After applying the fix, verify that storm-control is no longer dropping broadcast traffic: ``` show storm-control gigabitEthernet 0/1 ``` Expected output: ``` Interface Gi0/1 Filter State: Inactive Broadcast: 200 pps (current), 2000 pps (max) Multicast: 500 pps (current), 1000 pps (max) Action: Trap Broadcast drop count: 200 (no longer incrementing) ``` Also verify that the workstation can now communicate: ``` ping 192.168.1.1 ``` Should succeed.

Prevention

["Set storm-control thresholds based on the normal broadcast traffic baseline for each port. Use the 'show storm-control' history to monitor typical rates.","Use the 'trap' action instead of 'shutdown' to avoid port errdisable; this allows monitoring without service disruption.","Implement storm-control only on ports where broadcast storms are a realistic threat, such as access ports connecting to end devices, and avoid overly restrictive thresholds."]

CCNA Exam Relevance

On the CCNA 200-301 exam, storm-control appears in the 'Security Fundamentals' section. Questions may present a scenario where a switch port is dropping traffic and ask to identify the cause (storm-control) and the corrective action. Expect multiple-choice questions about storm-control configuration, thresholds (percentage or PPS), and actions (shutdown, trap). The key fact: storm-control monitors broadcast, multicast, or unicast traffic and can drop or shut down the port when a threshold is exceeded.

Exam Tips

1.

Remember that storm-control thresholds can be configured as a percentage of bandwidth or as packets per second (PPS).

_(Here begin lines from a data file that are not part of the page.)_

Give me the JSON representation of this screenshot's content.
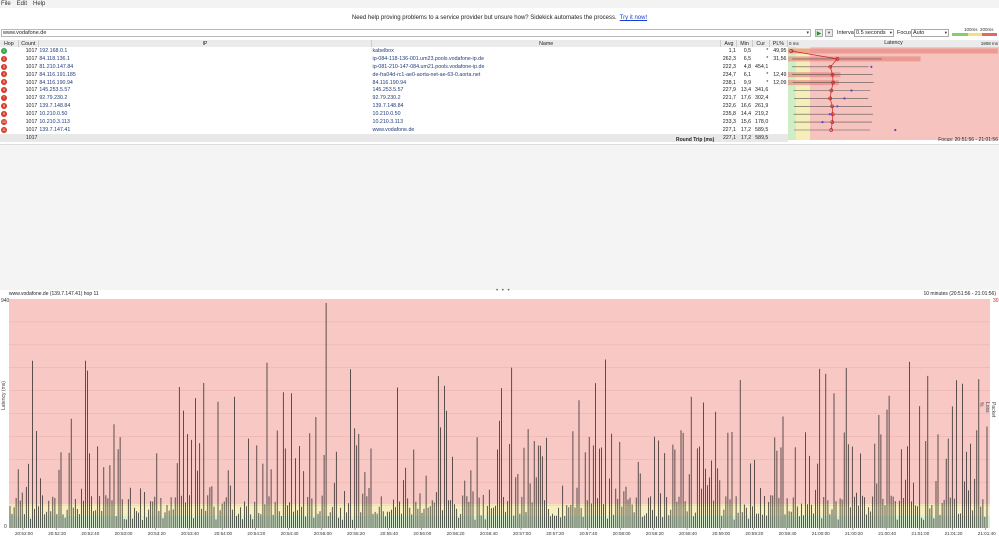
{
  "menu": [
    "File",
    "Edit",
    "Help"
  ],
  "banner": {
    "text": "Need help proving problems to a service provider but unsure how? Sidekick automates the process.",
    "link": "Try it now!"
  },
  "toolbar": {
    "address": "www.vodafone.de",
    "interval_label": "Interval",
    "interval_value": "0.5 seconds",
    "focus_label": "Focus",
    "focus_value": "Auto",
    "legend_100": "100ms",
    "legend_200": "200ms"
  },
  "columns": {
    "hop": "Hop",
    "count": "Count",
    "ip": "IP",
    "name": "Name",
    "avg": "Avg",
    "min": "Min",
    "cur": "Cur",
    "pl": "PL%",
    "latency": "Latency",
    "lat_min": "0 ms",
    "lat_max": "1908 ms"
  },
  "hops": [
    {
      "hop": "1",
      "count": "1017",
      "ip": "192.168.0.1",
      "name": "kabelbox",
      "avg": "1,1",
      "min": "0,5",
      "cur": "*",
      "pl": "49,95",
      "status": "green"
    },
    {
      "hop": "2",
      "count": "1017",
      "ip": "84.118.136.1",
      "name": "ip-084-118-136-001.um23.pools.vodafone-ip.de",
      "avg": "262,3",
      "min": "6,5",
      "cur": "*",
      "pl": "31,56",
      "status": "red"
    },
    {
      "hop": "3",
      "count": "1017",
      "ip": "81.210.147.84",
      "name": "ip-081-210-147-084.um21.pools.vodafone-ip.de",
      "avg": "222,3",
      "min": "4,8",
      "cur": "454,1",
      "pl": "",
      "status": "red"
    },
    {
      "hop": "4",
      "count": "1017",
      "ip": "84.116.191.185",
      "name": "de-fra04d-rc1-ae0-aorta-net-ae-63-0.aorta.net",
      "avg": "234,7",
      "min": "6,1",
      "cur": "*",
      "pl": "12,49",
      "status": "red"
    },
    {
      "hop": "5",
      "count": "1017",
      "ip": "84.116.190.94",
      "name": "84.116.190.94",
      "avg": "238,1",
      "min": "9,9",
      "cur": "*",
      "pl": "12,09",
      "status": "red"
    },
    {
      "hop": "6",
      "count": "1017",
      "ip": "145.253.5.57",
      "name": "145.253.5.57",
      "avg": "227,9",
      "min": "13,4",
      "cur": "341,6",
      "pl": "",
      "status": "red"
    },
    {
      "hop": "7",
      "count": "1017",
      "ip": "92.79.230.2",
      "name": "92.79.230.2",
      "avg": "221,7",
      "min": "17,6",
      "cur": "302,4",
      "pl": "",
      "status": "red"
    },
    {
      "hop": "8",
      "count": "1017",
      "ip": "139.7.148.84",
      "name": "139.7.148.84",
      "avg": "232,6",
      "min": "16,6",
      "cur": "261,9",
      "pl": "",
      "status": "red"
    },
    {
      "hop": "9",
      "count": "1017",
      "ip": "10.210.0.50",
      "name": "10.210.0.50",
      "avg": "235,8",
      "min": "14,4",
      "cur": "219,2",
      "pl": "",
      "status": "red"
    },
    {
      "hop": "10",
      "count": "1017",
      "ip": "10.210.3.113",
      "name": "10.210.3.113",
      "avg": "233,3",
      "min": "15,6",
      "cur": "178,0",
      "pl": "",
      "status": "red"
    },
    {
      "hop": "11",
      "count": "1017",
      "ip": "139.7.147.41",
      "name": "www.vodafone.de",
      "avg": "227,1",
      "min": "17,2",
      "cur": "589,5",
      "pl": "",
      "status": "red"
    }
  ],
  "summary": {
    "count": "1017",
    "label": "Round Trip (ms)",
    "avg": "227,1",
    "min": "17,2",
    "cur": "589,5",
    "focus": "Focus: 20:51:56 - 21:01:56"
  },
  "graph": {
    "title": "www.vodafone.de (139.7.147.41) hop 11",
    "range": "10 minutes (20:51:56 - 21:01:56)",
    "ylabel": "Latency (ms)",
    "y2label": "Packet Loss %",
    "ymax_label": "940",
    "y2max_label": "30",
    "ymin_label": "0",
    "xticks": [
      "20:52:00",
      "20:52:20",
      "20:52:40",
      "20:53:00",
      "20:53:20",
      "20:53:40",
      "20:54:00",
      "20:54:20",
      "20:54:40",
      "20:55:00",
      "20:55:20",
      "20:55:40",
      "20:56:00",
      "20:56:20",
      "20:56:40",
      "20:57:00",
      "20:57:20",
      "20:57:40",
      "20:58:00",
      "20:58:20",
      "20:58:40",
      "20:59:00",
      "20:59:20",
      "20:59:40",
      "21:00:00",
      "21:00:20",
      "21:00:40",
      "21:01:00",
      "21:01:20",
      "21:01:40"
    ]
  },
  "colors": {
    "red_zone": "#f8c8c4",
    "yellow_zone": "#f8efc0",
    "green_zone": "#d9efcf",
    "bar": "#1a1a1a"
  }
}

The default action is to filter (drop) excess traffic, not shutdown.

2.

Be aware that 'show storm-control' displays the current rate and threshold; 'show storm-control history' shows drop counts.

3.

In exam scenarios, if a port is dropping traffic but not errdisabled, check storm-control first. The fix is to increase the threshold or change the action.